Tetracycline Repressor, tetR, rather than the tetR–Mammalian Cell Transcription Factor Fusion Derivatives, Regulates Inducible Gene Expression in Mammalian Cells

Abstract

This article describes the first (to our knowledge) tetracycline-inducible regulatory system that demonstrates that the tetracycline repressor (tetR) alone, rather than tetR-mammalian cell transcription factor fusion derivatives, can function as a potent trans-modulator to regulate gene expression in mammalian cells. With proper positioning of tetracycline operators downstream of the TATA element and of human epidermal growth factor (hEGF) as a reporter, we show that gene expression from the tetracycline operator-bearing hCMV major immediate-early enhancer-promoter (pcmvtetO) can be regulated by tetR over three orders of magnitude in response to tetracycline when (1) the reporter was cotransfected with tetR-expressing plasmid in transient expression assays, and (2) the reporter unit was stably integrated into the chromosome of a tetR-expressing cell line.
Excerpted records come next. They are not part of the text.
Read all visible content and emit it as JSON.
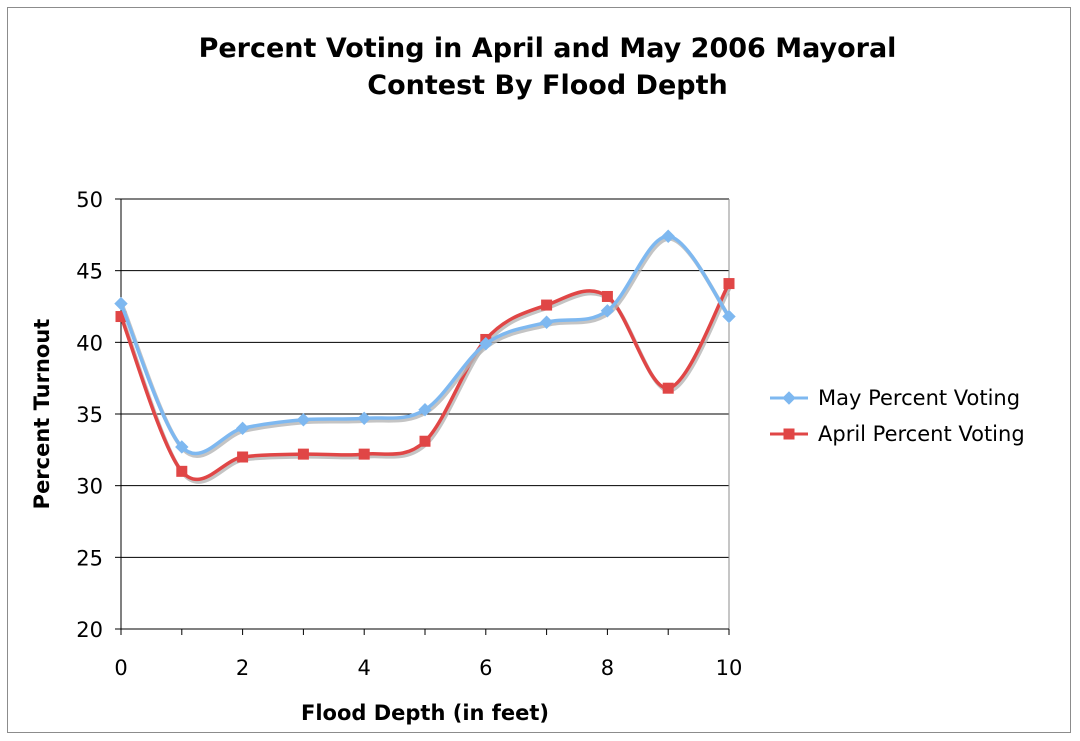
{
  "chart_data": {
    "type": "line",
    "title_lines": [
      "Percent Voting in April and May 2006 Mayoral",
      "Contest By Flood Depth"
    ],
    "xlabel": "Flood Depth (in feet)",
    "ylabel": "Percent Turnout",
    "xlim": [
      0,
      10
    ],
    "ylim": [
      20,
      50
    ],
    "xticks": [
      0,
      2,
      4,
      6,
      8,
      10
    ],
    "yticks": [
      20,
      25,
      30,
      35,
      40,
      45,
      50
    ],
    "grid": "horizontal",
    "smooth": true,
    "legend": "right",
    "x": [
      0,
      1,
      2,
      3,
      4,
      5,
      6,
      7,
      8,
      9,
      10
    ],
    "series": [
      {
        "name": "May Percent Voting",
        "color": "#7eb8f0",
        "marker": "diamond",
        "values": [
          42.7,
          32.7,
          34.0,
          34.6,
          34.7,
          35.3,
          39.9,
          41.4,
          42.2,
          47.4,
          41.8
        ]
      },
      {
        "name": "April Percent Voting",
        "color": "#e04646",
        "marker": "square",
        "values": [
          41.8,
          31.0,
          32.0,
          32.2,
          32.2,
          33.1,
          40.2,
          42.6,
          43.2,
          36.8,
          44.1
        ]
      }
    ]
  }
}
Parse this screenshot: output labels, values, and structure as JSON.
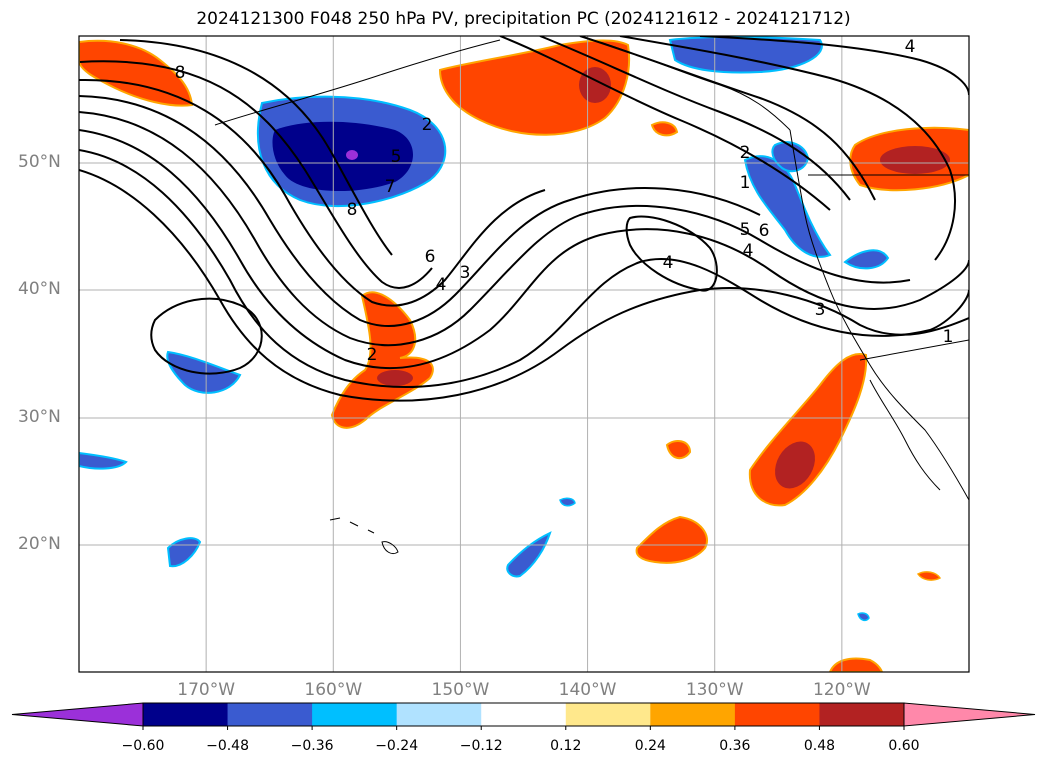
{
  "title": "2024121300 F048 250 hPa PV, precipitation PC (2024121612 - 2024121712)",
  "map_extent": {
    "lon": [
      -180,
      -110
    ],
    "lat": [
      10,
      60
    ]
  },
  "lat_labels": [
    {
      "lat": 50,
      "text": "50°N"
    },
    {
      "lat": 40,
      "text": "40°N"
    },
    {
      "lat": 30,
      "text": "30°N"
    },
    {
      "lat": 20,
      "text": "20°N"
    }
  ],
  "lon_labels": [
    {
      "lon": -170,
      "text": "170°W"
    },
    {
      "lon": -160,
      "text": "160°W"
    },
    {
      "lon": -150,
      "text": "150°W"
    },
    {
      "lon": -140,
      "text": "140°W"
    },
    {
      "lon": -130,
      "text": "130°W"
    },
    {
      "lon": -120,
      "text": "120°W"
    }
  ],
  "contour_labels": [
    "8",
    "2",
    "5",
    "7",
    "8",
    "6",
    "4",
    "3",
    "2",
    "4",
    "1",
    "5",
    "4",
    "6",
    "3",
    "4",
    "1",
    "2"
  ],
  "colorbar": {
    "ticks": [
      "−0.60",
      "−0.48",
      "−0.36",
      "−0.24",
      "−0.12",
      "0.12",
      "0.24",
      "0.36",
      "0.48",
      "0.60"
    ],
    "colors": [
      "#9b30d9",
      "#00008b",
      "#3a5bd0",
      "#00bfff",
      "#b0e2ff",
      "#ffffff",
      "#ffe88c",
      "#ffa500",
      "#ff4500",
      "#b22222",
      "#ff88aa"
    ]
  }
}
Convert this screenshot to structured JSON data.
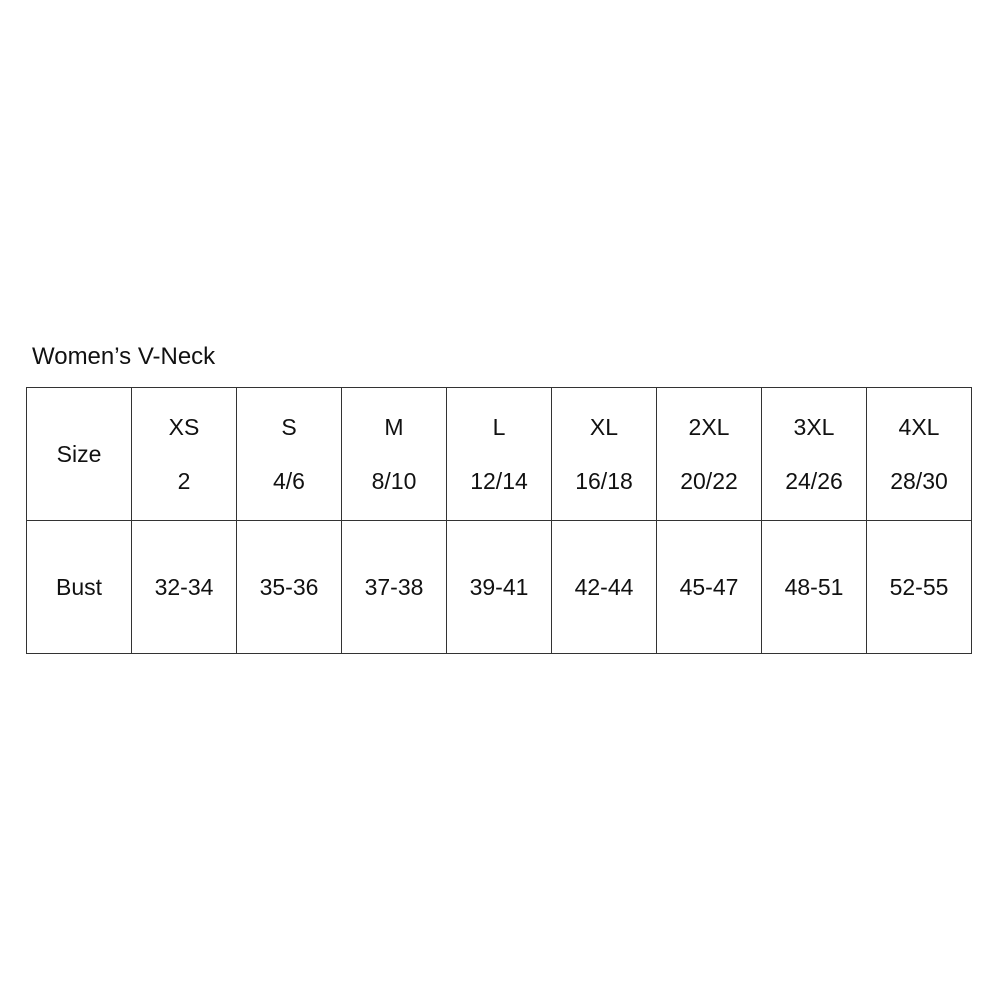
{
  "title": "Women’s V-Neck",
  "size_label": "Size",
  "bust_label": "Bust",
  "sizes": [
    {
      "letter": "XS",
      "number": "2"
    },
    {
      "letter": "S",
      "number": "4/6"
    },
    {
      "letter": "M",
      "number": "8/10"
    },
    {
      "letter": "L",
      "number": "12/14"
    },
    {
      "letter": "XL",
      "number": "16/18"
    },
    {
      "letter": "2XL",
      "number": "20/22"
    },
    {
      "letter": "3XL",
      "number": "24/26"
    },
    {
      "letter": "4XL",
      "number": "28/30"
    }
  ],
  "bust": [
    "32-34",
    "35-36",
    "37-38",
    "39-41",
    "42-44",
    "45-47",
    "48-51",
    "52-55"
  ]
}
This level of tetR-mediated inducible gene regulation is significantly higher than that of other repression-based mammalian cell transcription switch systems. In an in vivo porcine wound model, close to 60-fold tetR-mediated regulatory effects were detected and it was reversed when tetracycline was administered. Collectively, this study provides a direct implementation of this tetracycline-inducible regulatory switch for controlling gene expression in vitro, in vivo, and in gene therapy. Regulation of transgene expression in target cells represents a critical and challenging aspect of gene therapy. Using the hCMV major immediate-early promoter as a prototype mammalian cell promoter, this study demonstrates that tetR alone, rather than the previously used tetR–mammalian cell transcription factor fusion derivatives, can function as a potent repressor of expression of genes under the tet operator-containing hCMV major immediate-early promoter, while its natural promoter activity is preserved. Specifically, with hEGF as a secretable reporter, more than 1000-fold tetracycline-reversible regulation can be detected in transient transfection assays, and in tetR-expressing stable cell lines with a chromosomally integrated hEGF reporter unit. These observations suggest a direct implementation of this biological switch in regulating the expression of transgenes in cell biology, molecular virology, and gene therapy.